Are short doctor’s appointments damaging patient care?

A 22-year-old student was told by a doctor in Luton to buy an inhaler and look up how to use it on YouTube, after complaining of breathing problems.

Shona Pope made an emergency appointment with the out-of-hours doctor at the Medici Medical Centre, when she started to struggle with her breathing.

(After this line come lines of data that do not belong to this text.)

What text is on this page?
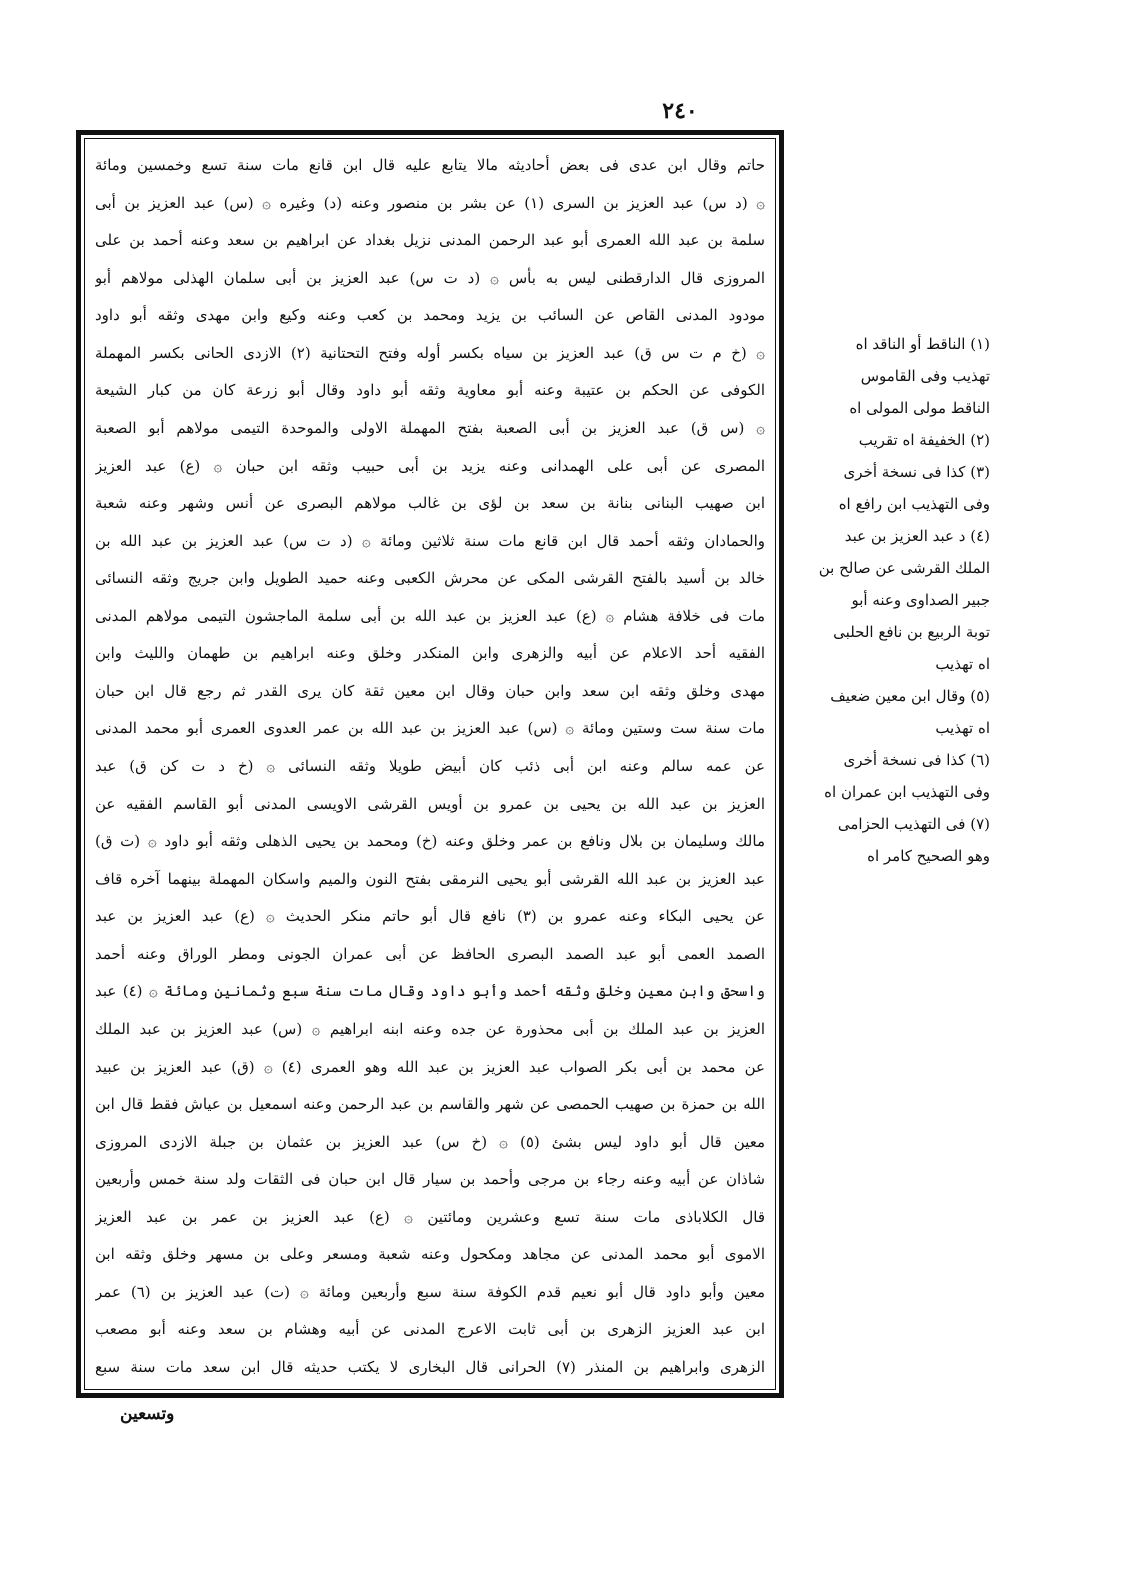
٢٤٠
حاتم وقال ابن عدى فى بعض أحاديثه مالا يتابع عليه قال ابن قانع مات سنة تسع وخمسين ومائة
۞ (د س) عبد العزيز بن السرى (١) عن بشر بن منصور وعنه (د) وغيره ۞ (س) عبد العزيز بن أبى
سلمة بن عبد الله العمرى أبو عبد الرحمن المدنى نزيل بغداد عن ابراهيم بن سعد وعنه أحمد بن على
المروزى قال الدارقطنى ليس به بأس ۞ (د ت س) عبد العزيز بن أبى سلمان الهذلى مولاهم أبو
مودود المدنى القاص عن السائب بن يزيد ومحمد بن كعب وعنه وكيع وابن مهدى وثقه أبو داود
۞ (خ م ت س ق) عبد العزيز بن سياه بكسر أوله وفتح التحتانية (٢) الازدى الحانى بكسر المهملة
الكوفى عن الحكم بن عتيبة وعنه أبو معاوية وثقه أبو داود وقال أبو زرعة كان من كبار الشيعة
۞ (س ق) عبد العزيز بن أبى الصعبة بفتح المهملة الاولى والموحدة التيمى مولاهم أبو الصعبة
المصرى عن أبى على الهمدانى وعنه يزيد بن أبى حبيب وثقه ابن حبان ۞ (ع) عبد العزيز
ابن صهيب البنانى بنانة بن سعد بن لؤى بن غالب مولاهم البصرى عن أنس وشهر وعنه شعبة
والحمادان وثقه أحمد قال ابن قانع مات سنة ثلاثين ومائة ۞ (د ت س) عبد العزيز بن عبد الله بن
خالد بن أسيد بالفتح القرشى المكى عن محرش الكعبى وعنه حميد الطويل وابن جريج وثقه النسائى
مات فى خلافة هشام ۞ (ع) عبد العزيز بن عبد الله بن أبى سلمة الماجشون التيمى مولاهم المدنى
الفقيه أحد الاعلام عن أبيه والزهرى وابن المنكدر وخلق وعنه ابراهيم بن طهمان والليث وابن
مهدى وخلق وثقه ابن سعد وابن حبان وقال ابن معين ثقة كان يرى القدر ثم رجع قال ابن حبان
مات سنة ست وستين ومائة ۞ (س) عبد العزيز بن عبد الله بن عمر العدوى العمرى أبو محمد المدنى
عن عمه سالم وعنه ابن أبى ذئب كان أبيض طويلا وثقه النسائى ۞ (خ د ت كن ق) عبد
العزيز بن عبد الله بن يحيى بن عمرو بن أويس القرشى الاويسى المدنى أبو القاسم الفقيه عن
مالك وسليمان بن بلال ونافع بن عمر وخلق وعنه (خ) ومحمد بن يحيى الذهلى وثقه أبو داود ۞ (ت ق)
عبد العزيز بن عبد الله القرشى أبو يحيى النرمقى بفتح النون والميم واسكان المهملة بينهما آخره قاف
عن يحيى البكاء وعنه عمرو بن (٣) نافع قال أبو حاتم منكر الحديث ۞ (ع) عبد العزيز بن عبد
الصمد العمى أبو عبد الصمد البصرى الحافظ عن أبى عمران الجونى ومطر الوراق وعنه أحمد
واسحق وابن معين وخلق وثقه أحمد وأبو داود وقال مات سنة سبع وثمانين ومائة ۞ (٤) عبد
العزيز بن عبد الملك بن أبى محذورة عن جده وعنه ابنه ابراهيم ۞ (س) عبد العزيز بن عبد الملك
عن محمد بن أبى بكر الصواب عبد العزيز بن عبد الله وهو العمرى (٤) ۞ (ق) عبد العزيز بن عبيد
الله بن حمزة بن صهيب الحمصى عن شهر والقاسم بن عبد الرحمن وعنه اسمعيل بن عياش فقط قال ابن
معين قال أبو داود ليس بشئ (٥) ۞ (خ س) عبد العزيز بن عثمان بن جبلة الازدى المروزى
شاذان عن أبيه وعنه رجاء بن مرجى وأحمد بن سيار قال ابن حبان فى الثقات ولد سنة خمس وأربعين
قال الكلاباذى مات سنة تسع وعشرين ومائتين ۞ (ع) عبد العزيز بن عمر بن عبد العزيز
الاموى أبو محمد المدنى عن مجاهد ومكحول وعنه شعبة ومسعر وعلى بن مسهر وخلق وثقه ابن
معين وأبو داود قال أبو نعيم قدم الكوفة سنة سبع وأربعين ومائة ۞ (ت) عبد العزيز بن (٦) عمر
ابن عبد العزيز الزهرى بن أبى ثابت الاعرج المدنى عن أبيه وهشام بن سعد وعنه أبو مصعب
الزهرى وابراهيم بن المنذر (٧) الحرانى قال البخارى لا يكتب حديثه قال ابن سعد مات سنة سبع
وتسعين
(١) الناقط أو الناقد اه
تهذيب وفى القاموس
الناقط مولى المولى اه
(٢) الخفيفة اه تقريب
(٣) كذا فى نسخة أخرى
وفى التهذيب ابن رافع اه
(٤) د عبد العزيز بن عبد
الملك القرشى عن صالح بن
جبير الصداوى وعنه أبو
توبة الربيع بن نافع الحلبى
اه تهذيب
(٥) وقال ابن معين ضعيف
اه تهذيب
(٦) كذا فى نسخة أخرى
وفى التهذيب ابن عمران اه
(٧) فى التهذيب الحزامى
وهو الصحيح كامر اه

“I waited an hour to see the doctor and it felt like I was in there for five minutes. She said I was asthmatic and when I asked how to use an inhaler she told me she didn’t have enough time to show me and that I could look it up on YouTube”, said Miss Pope.

Two days later Miss Pope was admitted to A&E at Luton and Dunstable Hospital where she suffered a heart attack.

She spent three days in intensive care. After being induced into a coma doctors found two blood clots in her lungs, which they believe might have been caused by the contraceptive pill.

Miss Pope had pneumonia in her lungs and her heart failed on one side. She now suffers from short term memory loss.

The service that runs the out-of-hours practices, Care UK, said: “After reviewing the doctor’s notes it is clear she spent at least 15 minutes with the patient. She also advised the patient to see her own GP for further investigations. We take all feedback very seriously and urge the patient to contact us directly so that we can address any concerns personally and discuss what was recorded in the consultation notes.”

What is a heart attack?
A heart attack is when the supply of blood to the heart is suddenly blocked. This is usually caused by a blood clot.

What are the symptoms of a heart attack?
The most common is a pain in the chest. This can feel like a heavy object is being pressed onto you, or like you are being squeezed.

Other symptoms include: shortness of breath, feeling weak and an overwhelming sense of anxiety.

Not everyone experiences the chest pains. Sometimes they are mild and can be mistaken for indigestion.

If you are concerned that you or a loved one are suffering a heart attack, call 999 without delay.